After the tribute, the Avalanche presented the veteran goaltender with a regulation-sized silver stick, and the NHL passed along a piece of crystal, both to commemorate Roy's unprecedented 1,000th career game.
Smiling, Ray Bourque watched from a private box upstairs.
A few minutes earlier, Bourque had addressed the Avalanche, offering more of an affirmation of belief in his former team than a pep talk. As he stood in the middle of the room, Bourque could look over to the doorway, where his beleaguered friend sat at a stall. Bourque didn't need to say it. Roy knew it. Bourque still believes that the has-Patrick-lost-it debate is premature, and that Monday night's thousandth-game commemoration didn't deserve to be thought of as a tribute to a career in decline.
Bourque's longtime friendship with Roy deepened in their season and a half as Colorado teammates, and in the championship celebration that sent Bourque into retirement.

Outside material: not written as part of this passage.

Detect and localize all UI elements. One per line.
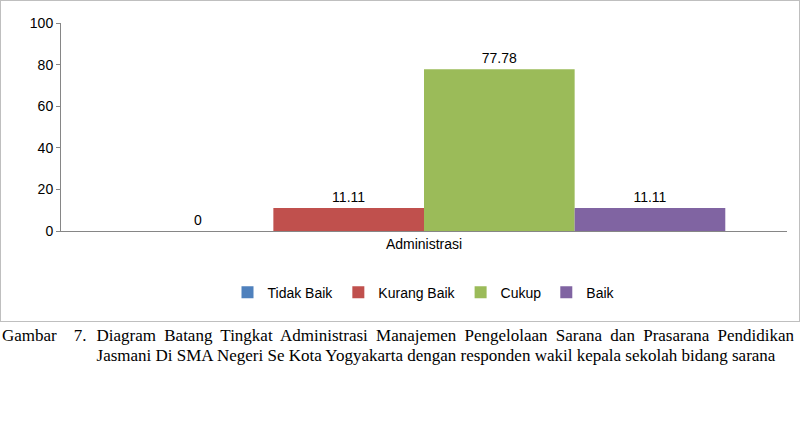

One of the prerogatives of retirement is the right to go flying downhill without worrying about violating contract clauses, and Bourque and his family have traveled from the Boston area for a Colorado ski vacation.
"It worked out great," Bourque said in the box. "I hadn't seen the guys yet this season, and I wanted to come around and see things for myself. It was perfect timing for Patrick's 1,000th, and that was pretty remarkable.
"The thing is, not too many forwards or defensemen have played 1,000 games and now a goalie has. ... More important, look at the way he's played them, with the numbers he's put up in other areas. He's had a phenomenal career, and he just keeps adding on and adding on."
As Bourque helps coach his sons' hockey teams and is involved in several business ventures back in Boston, he hears the rumblings about Roy. And he also talks often with his former teammate.